Pour cela, commencer par observer le nouveau trésor.
(de mon côté, collecter un beau gosse et une tête coupée, donc. Je ne prendrai plus de photos, ensuite)
Copier, si l’on veut, les descriptions, poésie des termes techniques qui nous enchantent. Puis se rendre tout près de là, aile Richelieu, dans l’exposition appelée Peupler les cieux. L’art de la décoration fait du plafond un espace ouvert autant qu’une clôture, y apprend-on.
Lever les yeux. Tutoyer qui se trouve au-dessus de soi. Décrire ses faits et gestes et son environnement. S’appuyer sur les objets, les angles, les éclairages, les escalators, les vitres, le crâne, les cheveux, les mains des visiteurs. Ne pas nécessairement donner corps au personnage, qui pourra demeurer instable. Opérer une bascule, un mouvement de va-et-vient : il ne s’agit pas, cette fois, d’épuiser les lieux, mais plutôt de les mettre à neuf avant de partir.
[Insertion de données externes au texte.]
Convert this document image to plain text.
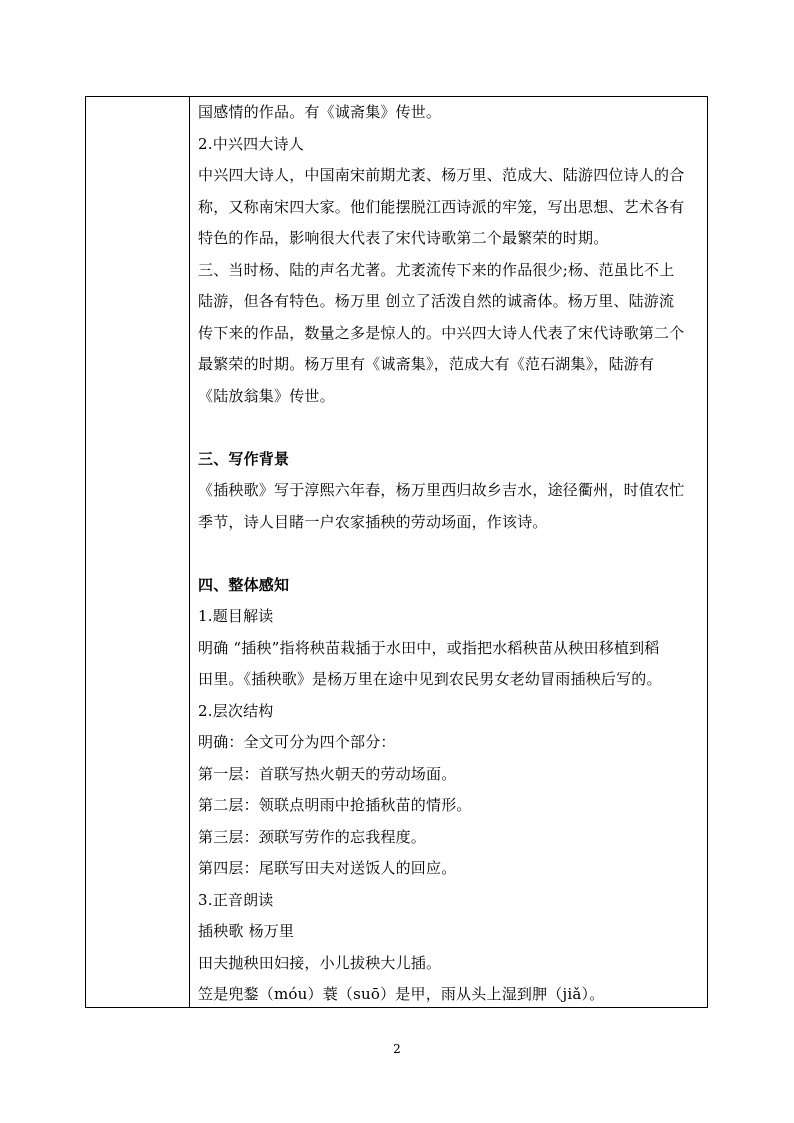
国感情的作品。有《诚斋集》传世。
2.中兴四大诗人
中兴四大诗人，中国南宋前期尤袤、杨万里、范成大、陆游四位诗人的合
称，又称南宋四大家。他们能摆脱江西诗派的牢笼，写出思想、艺术各有
特色的作品，影响很大代表了宋代诗歌第二个最繁荣的时期。
三、当时杨、陆的声名尤著。尤袤流传下来的作品很少;杨、范虽比不上
陆游，但各有特色。杨万里 创立了活泼自然的诚斋体。杨万里、陆游流
传下来的作品，数量之多是惊人的。中兴四大诗人代表了宋代诗歌第二个
最繁荣的时期。杨万里有《诚斋集》，范成大有《范石湖集》，陆游有
《陆放翁集》传世。
三、写作背景
《插秧歌》写于淳熙六年春，杨万里西归故乡吉水，途径衢州，时值农忙
季节，诗人目睹一户农家插秧的劳动场面，作该诗。
四、整体感知
1.题目解读
明确 “插秧”指将秧苗栽插于水田中，或指把水稻秧苗从秧田移植到稻
田里。《插秧歌》是杨万里在途中见到农民男女老幼冒雨插秧后写的。
2.层次结构
明确：全文可分为四个部分：
第一层：首联写热火朝天的劳动场面。
第二层：领联点明雨中抢插秋苗的情形。
第三层：颈联写劳作的忘我程度。
第四层：尾联写田夫对送饭人的回应。
3.正音朗读
插秧歌 杨万里
田夫抛秧田妇接，小儿拔秧大儿插。
笠是兜鍪（móu）蓑（suō）是甲，雨从头上湿到胛（jiǎ）。
2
Le plafond a toujours été pour moi source de fascination. Je retrouve à ce sujet, sur mon blog, un articleque j’avais posté il y a longtemps. Je ne comprends plus pourquoi j’y mentionnais Edgar Poe. Par contre, le roman d’Eric Chevillard, Au plafond, s’y trouve, et j’en ai à nouveau parlé en atelier. Pour ne pas tomber dans le pastiche ou la parodie de ce texte, pour ne pas se limiter au simple renversement, j’ai également évoqué Les Zones ignorées de Virginie Gautier ainsi que son dernier livre, Les Yeux fermés, les yeux ouverts. S’adresser à un homme dont seule l’ombre est fiable, le suivre, explorer derrière lui, ou peut-être à côté, ce qu’on nommerait hâtivement le no man’s land des villes (zones péri-urbaines, échangeurs d’autoroutes, terrains vagues, bâtiments indistincts que Virginie Gautier nous donne à voir avec une grande précision) : comment transposer cela au musée ?
Quelles zones ignorées, au Louvre ? Y en-a-t-il encore, alors que, très prosaïquement, la saison touristique a démarré et qu’il faut jouer des coudes ? Qu’avons-nous oublié de voir ? Est-il possible d’être à la fois celui ou celle qui se fond dans la masse et celui ou celle qui prend la hauteur ? Quel(s) vertige(s), alors ? Quels trésors nouveaux dans cette exploration par l’envers, par le vide ?
Tu ne marches pas tu creuses, tournes et retournes sur ta langue des mots vieillis, retrouves au hasard des rues des endroits qui ressemblent à ceux qui t’ont amené là. Tu prends des virages à répétition comme on tourne un mot dans sa bouche jusqu’à l’user pour qu’il perde son sens, qu’il devienne étranger, vide tout à fait, écorcé de sa peau de souvenirs.